POLITICAL REFLECTIONS.

24th.—The Emperor went out only to take an airing in the calash. We drove for nearly an hour and a half, proceeding at a slow pace, and lengthened our airing by going twice over the limits of our usual ride. The Emperor conversed on politics. The newspapers, which we had received three days ago, furnished the subject of discussion.

In France, he observed, the patriots were emigrating rapidly; and there seemed to be a wish to encourage their emigration, from the circumstance of their property not having been confiscated, &c.
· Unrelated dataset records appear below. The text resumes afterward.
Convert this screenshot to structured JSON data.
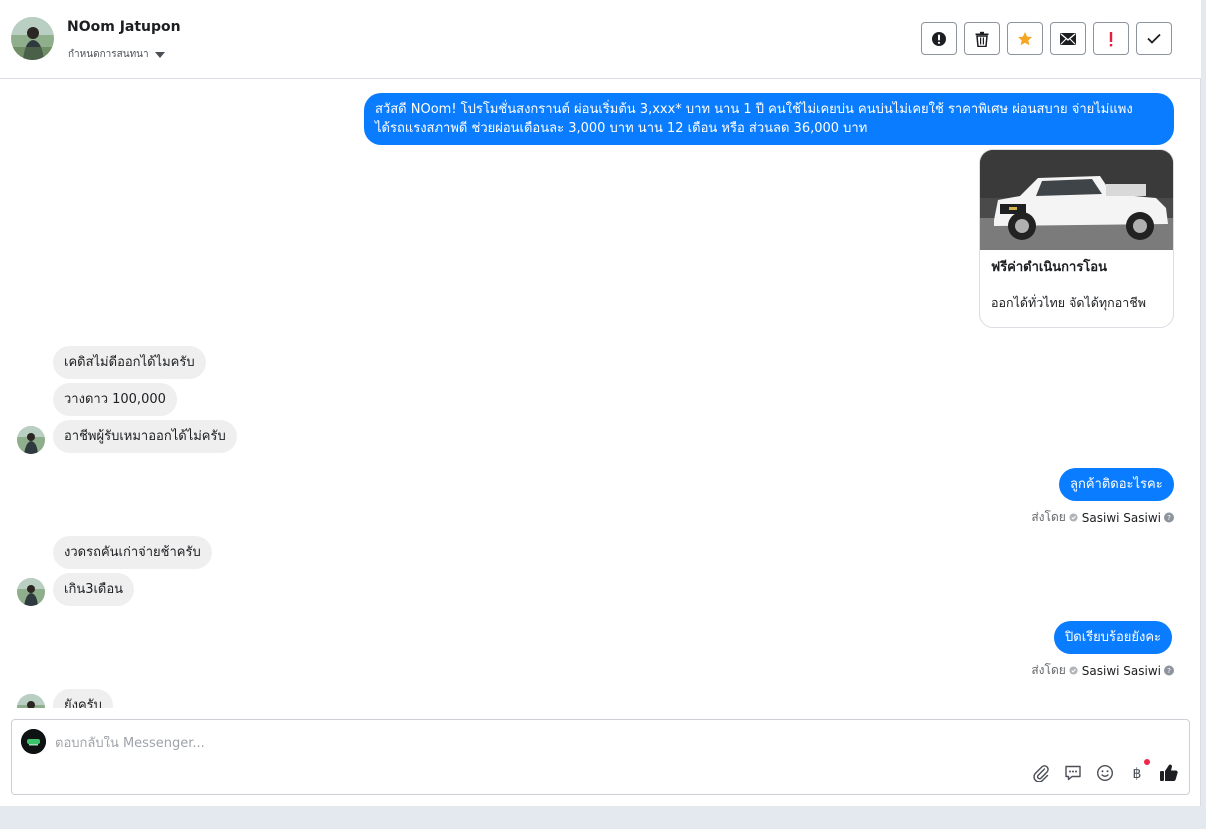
{
  "header": {
    "contact_name": "NOom Jatupon",
    "assign_label": "กำหนดการสนทนา",
    "actions": [
      {
        "name": "spam-button",
        "icon": "exclamation-circle-icon"
      },
      {
        "name": "delete-button",
        "icon": "trash-icon"
      },
      {
        "name": "star-button",
        "icon": "star-icon"
      },
      {
        "name": "mark-unread-button",
        "icon": "envelope-icon"
      },
      {
        "name": "follow-up-button",
        "icon": "exclamation-icon"
      },
      {
        "name": "mark-done-button",
        "icon": "check-icon"
      }
    ]
  },
  "thread": {
    "msg1_line1": "สวัสดี NOom! โปรโมชั่นสงกรานต์ ผ่อนเริ่มต้น 3,xxx* บาท นาน 1 ปี คนใช้ไม่เคยบ่น คนบ่นไม่เคยใช้  ราคาพิเศษ ผ่อนสบาย จ่ายไม่แพง",
    "msg1_line2": "ได้รถแรงสภาพดี ช่วยผ่อนเดือนละ 3,000 บาท นาน 12 เดือน หรือ ส่วนลด 36,000 บาท",
    "card_title": "ฟรีค่าดำเนินการโอน",
    "card_subtitle": "ออกได้ทั่วไทย จัดได้ทุกอาชีพ",
    "in1": "เคดิสไม่ดีออกได้ไมครับ",
    "in2": "วางดาว 100,000",
    "in3": "อาชีพผู้รับเหมาออกได้ไม่ครับ",
    "out2": "ลูกค้าติดอะไรคะ",
    "in4": "งวดรถคันเก่าจ่ายช้าครับ",
    "in5": "เกิน3เดือน",
    "out3": "ปิดเรียบร้อยยังคะ",
    "in6": "ยังครับ",
    "sent_by_label": "ส่งโดย",
    "sent_by_name": "Sasiwi Sasiwi"
  },
  "composer": {
    "placeholder": "ตอบกลับใน Messenger...",
    "tools": [
      "paperclip-icon",
      "saved-replies-icon",
      "emoji-icon",
      "baht-icon",
      "thumbs-up-icon"
    ]
  },
  "colors": {
    "outgoing_bubble": "#0a7cff",
    "incoming_bubble": "#efefef",
    "star": "#f5a623",
    "alert_red": "#e41e3f"
  }
}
The Emperor thought he could perceive from the debates in the English Parliament, that there was a reserved idea respecting the partition of France; this was a severe shock to his feelings. “Every one possessing a true French heart,” said he, “must now be overwhelmed with despair. An immense majority of the population of France must be plunged in the deepest sorrow. Ah!” he exclaimed, “why am I not placed in some remote sphere, on a soil truly free and independent, where no external influence could be dreaded! how would I astonish the universe! I would address a proclamation to the French; I would say to them;—You are lost if you are not united. The odious, the insolent foreigner is about to parcel you out and to annihilate you. Frenchmen arise; make common cause, at all hazards,—rally, if it must be so, even around the Bourbons! Let the existence, the safety of France, take place of every other consideration!...”

He thought, however, that Russia must oppose this division, as she would thereby have to fear the growing strength and consolidation of Germany against her. Some one present remarked that Austria must oppose it also, from the apprehension of wanting the necessary support in case of any attempts on the part of Russia. It was moreover observed that, in such a case, Austria might probably serve the cause of the King of Rome, by putting him forward. “Yes,” replied the Emperor, "as an instrument of menace, perhaps; but never as the object of her good wishes. Austria must have too much cause to dread him. The King of Rome will be the man of the people; he will be the champion of Italy. Thus it will be the policy of Austria to take his life. This will not probably be attempted during the reign of his grandfather, who is a good man;—but the Emperor Francis cannot live for ever. If, however, the manners of the present age should preclude the possibility of an attempt to murder him, they will endeavour to brutalize his faculties. Or finally, if he should escape both physical and moral assassination,—if his mother’s cares and his own natural endowments should rescue him from all those dangers, then—then—" (he repeated several times, as if absorbed in reflection) “why then—But who can calculate on the destinies of any one here below!”

The Emperor then turned the conversation to England, by remarking that she alone was interested in the destruction of France; and in the plenitude and versatility of his fancy, he touched on all the various plans which she was likely to adopt for that purpose. She could not increase the power of Belgium, he said, otherwise Antwerp would become as formidable to her as it had been under his reign. She must, he observed, leave the Bourbons in the centre, with only eight or ten millions of inhabitants, and surround them with Princes, Dukes, or Kings of Normandy, Brittany, Aquitaine, and Provence; so that Cherbourg, Brest, the Garonne, and the Mediterranean would be in the possession of different sovereigns. This, he said, would make the French monarchy retrograde several ages, would restore it to its situation under the first Capets, and would provide for the Bourbons a few centuries of new and laborious efforts.—"But, fortunately," observed the Emperor, "before England can arrive at this point, she will have to surmount almost invincible obstacles,—the uniformity of the division of the territory into departments, the similitude of language, the identity of manners, the universality of the code, the generality of my lyceums, and the glory and splendour which I have left behind me; these are so many indissoluble knots and truly national institutions.

"A great nation like France cannot easily be parcelled out, or, if it should, it will be constantly re-uniting and seeking to recover its importance; like Ariosto’s giant, who runs after his limbs and even his head, as they are lopped off, and after putting them on begins to fight again." “But Sire,” said some one present, “the power of the giant depended on the plucking out of a single hair; and, in like manner, Napoleon may be said to be the hair on which depended the existence of France.” “No,” resumed the Emperor, “my memory and my ideas would still survive.—But,” continued he, “England, on the contrary, would in course of time have become a mere appendage to France, had the latter continued under my dominion. England was by nature intended to be one of our Islands, as well as Oleron or Corsica. On what trifles does the fate of Empires depend! How petty and insignificant are our revolutions in the grand organization of the universe! If, instead of entering upon the Egyptian expedition, I had invaded Ireland; if some slight derangement of my plans had not thrown obstacles in the way of my Boulogne enterprise; what would England have been to-day? What would have been the situation of the continent and of the whole political world?”